Although being happy is of course not the only goal in life, there is ample reason to view higher happiness scores as a good thing. As the World Happiness Report points out, higher scores are closely linked to country characteristics known to promote human flourishing. These include, among others, income per capita, “social support, healthy life expectancy, freedom, generosity, and [absence of] corruption.”7 It is thus a reasonable conjecture that most people would consider it a positive outcome if a policy change made them happier without compromising other goals they care about.

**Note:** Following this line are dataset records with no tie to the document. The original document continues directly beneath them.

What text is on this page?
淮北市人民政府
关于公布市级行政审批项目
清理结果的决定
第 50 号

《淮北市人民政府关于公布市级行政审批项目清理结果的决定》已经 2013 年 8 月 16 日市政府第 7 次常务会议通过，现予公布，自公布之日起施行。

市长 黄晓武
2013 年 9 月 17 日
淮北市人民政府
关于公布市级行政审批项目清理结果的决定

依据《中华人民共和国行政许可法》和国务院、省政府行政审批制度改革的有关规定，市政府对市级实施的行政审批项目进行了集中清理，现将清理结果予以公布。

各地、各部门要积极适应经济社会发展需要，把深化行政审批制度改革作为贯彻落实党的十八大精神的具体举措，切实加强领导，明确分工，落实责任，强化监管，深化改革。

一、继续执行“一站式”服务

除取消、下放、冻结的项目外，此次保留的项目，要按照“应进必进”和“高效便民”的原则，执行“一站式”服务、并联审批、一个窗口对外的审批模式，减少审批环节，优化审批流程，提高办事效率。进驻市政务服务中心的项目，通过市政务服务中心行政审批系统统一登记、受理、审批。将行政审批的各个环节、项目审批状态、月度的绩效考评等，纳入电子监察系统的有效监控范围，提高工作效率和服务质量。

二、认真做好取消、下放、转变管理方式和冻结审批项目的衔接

Critics have long objected that higher top marginal tax rates would reduce incentives to work hard and take risks. But those concerns find little support in cross-national studies, some of which use a country’s number of billionaires per capita as a measure of the strength of its entrepreneurial incentives. For instance, although the top marginal tax rate in Sweden is 52.3 percent, more than 15 percentage points higher than in the United States, the country has more than 50 percent more billionaires per capita than the United States.
If spending patterns that seem smart for one are in fact often dumb for all in the ways I have described, then simple, unintrusive tax policy changes could eliminate sufficient waste to cover not only the shortfalls in care investment identified by other authors in this volume but also those in many other pressing public investment categories.
author’s note
Portions of this essay are adapted from my forthcoming book Smart for One, Dumb for All: Reflections of a Radical Pragmatist.